Unique decomposition of a vector

Question

Show that every vector $\vec{u}$$\in$$U$ can be uniquely decomposed into $\vec{u}$$=$$\vec{u}_{1}$$+$$\vec{u}_{2}$ where $\vec{u}_{1}\in{W}\subset{U}$ and $\vec{u}_{2}\in{W^⊥}$.

Answer 1

Suppose we have $W, W^{\perp}$ subspaces of $U$. Let $u\in U$ be given. $u$ has a decomposition into $P\rvert_W(u)+P\rvert_{W^{\perp}}(u)=u.$ Here, $P\rvert_W$ denotes the projection map onto the subspace $W.$ It is sufficient to show that $W\oplus W^{\perp}=U$.

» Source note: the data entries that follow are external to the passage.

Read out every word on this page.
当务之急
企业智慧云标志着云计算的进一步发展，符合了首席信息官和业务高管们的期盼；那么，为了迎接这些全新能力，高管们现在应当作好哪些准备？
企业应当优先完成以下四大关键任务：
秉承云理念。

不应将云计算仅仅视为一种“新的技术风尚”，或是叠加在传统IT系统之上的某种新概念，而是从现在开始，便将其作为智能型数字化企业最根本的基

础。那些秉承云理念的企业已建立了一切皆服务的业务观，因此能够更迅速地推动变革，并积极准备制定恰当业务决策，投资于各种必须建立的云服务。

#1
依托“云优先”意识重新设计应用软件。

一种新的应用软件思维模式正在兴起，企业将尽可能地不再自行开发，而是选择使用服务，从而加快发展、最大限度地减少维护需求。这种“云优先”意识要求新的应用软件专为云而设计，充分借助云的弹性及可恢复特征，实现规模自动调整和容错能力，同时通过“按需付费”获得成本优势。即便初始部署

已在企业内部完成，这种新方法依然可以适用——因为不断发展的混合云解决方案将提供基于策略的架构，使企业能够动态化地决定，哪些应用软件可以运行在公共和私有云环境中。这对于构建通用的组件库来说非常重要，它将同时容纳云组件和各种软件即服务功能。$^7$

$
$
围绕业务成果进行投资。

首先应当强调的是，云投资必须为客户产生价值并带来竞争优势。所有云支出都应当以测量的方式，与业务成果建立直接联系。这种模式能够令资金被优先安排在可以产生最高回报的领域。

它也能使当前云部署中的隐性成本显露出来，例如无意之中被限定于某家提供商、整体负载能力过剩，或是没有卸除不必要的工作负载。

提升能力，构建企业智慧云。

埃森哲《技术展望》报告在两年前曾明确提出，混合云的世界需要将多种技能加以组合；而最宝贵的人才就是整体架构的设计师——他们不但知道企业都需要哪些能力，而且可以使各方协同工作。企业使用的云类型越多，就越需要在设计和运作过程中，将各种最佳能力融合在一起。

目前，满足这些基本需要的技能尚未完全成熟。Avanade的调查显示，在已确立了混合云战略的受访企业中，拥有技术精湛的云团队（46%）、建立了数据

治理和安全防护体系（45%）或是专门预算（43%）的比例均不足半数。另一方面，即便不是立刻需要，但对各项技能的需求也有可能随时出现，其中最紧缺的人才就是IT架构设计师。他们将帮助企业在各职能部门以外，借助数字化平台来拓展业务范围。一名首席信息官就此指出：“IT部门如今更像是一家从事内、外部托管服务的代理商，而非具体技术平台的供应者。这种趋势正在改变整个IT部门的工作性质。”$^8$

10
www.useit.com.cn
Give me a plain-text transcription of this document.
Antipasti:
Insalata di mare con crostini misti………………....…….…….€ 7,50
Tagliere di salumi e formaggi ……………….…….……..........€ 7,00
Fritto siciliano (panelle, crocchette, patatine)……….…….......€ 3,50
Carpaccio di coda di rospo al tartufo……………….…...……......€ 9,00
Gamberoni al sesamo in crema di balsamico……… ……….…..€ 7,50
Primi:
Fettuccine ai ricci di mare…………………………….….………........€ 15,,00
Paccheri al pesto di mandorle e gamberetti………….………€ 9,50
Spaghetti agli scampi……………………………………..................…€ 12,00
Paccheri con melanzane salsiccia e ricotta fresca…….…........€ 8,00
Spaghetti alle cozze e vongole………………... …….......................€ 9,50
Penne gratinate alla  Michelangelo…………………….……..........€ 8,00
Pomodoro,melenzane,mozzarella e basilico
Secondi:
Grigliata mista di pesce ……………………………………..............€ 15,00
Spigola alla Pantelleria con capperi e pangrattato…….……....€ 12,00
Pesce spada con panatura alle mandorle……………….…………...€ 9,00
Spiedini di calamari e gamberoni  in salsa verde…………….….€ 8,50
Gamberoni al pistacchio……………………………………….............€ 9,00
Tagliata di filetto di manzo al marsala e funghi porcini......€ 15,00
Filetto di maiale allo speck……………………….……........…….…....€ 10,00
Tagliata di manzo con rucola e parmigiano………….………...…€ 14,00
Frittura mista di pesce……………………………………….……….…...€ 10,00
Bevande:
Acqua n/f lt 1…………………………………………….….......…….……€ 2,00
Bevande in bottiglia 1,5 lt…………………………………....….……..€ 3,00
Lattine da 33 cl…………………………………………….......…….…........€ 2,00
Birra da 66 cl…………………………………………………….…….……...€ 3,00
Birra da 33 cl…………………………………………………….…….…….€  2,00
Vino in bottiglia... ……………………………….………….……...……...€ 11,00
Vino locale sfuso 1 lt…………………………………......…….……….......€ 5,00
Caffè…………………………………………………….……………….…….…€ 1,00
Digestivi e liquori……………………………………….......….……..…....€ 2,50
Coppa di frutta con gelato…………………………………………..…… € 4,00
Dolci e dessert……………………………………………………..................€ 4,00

The proof is simple. We know that $W\cap W^{\perp}=\{0\}$, by definition of the orthogonal complement. Also from the standard definition of the orthogonal complement, we know that $$dim(W)+dim(W^{\perp})=dim(U).$$ So, $W+W^{\perp}=U$, and we know that the sum is direct from the intersection of the spaces being trivial. So, by definition of a direct sum of vector subspaces, each $u\in U$ has a unique representation as a sum of $x_1\in W, x_2\in W^{\perp}$. In this case, $x_1=P\rvert_W(u), x_2=P\rvert_{W^{\perp}}(u)$.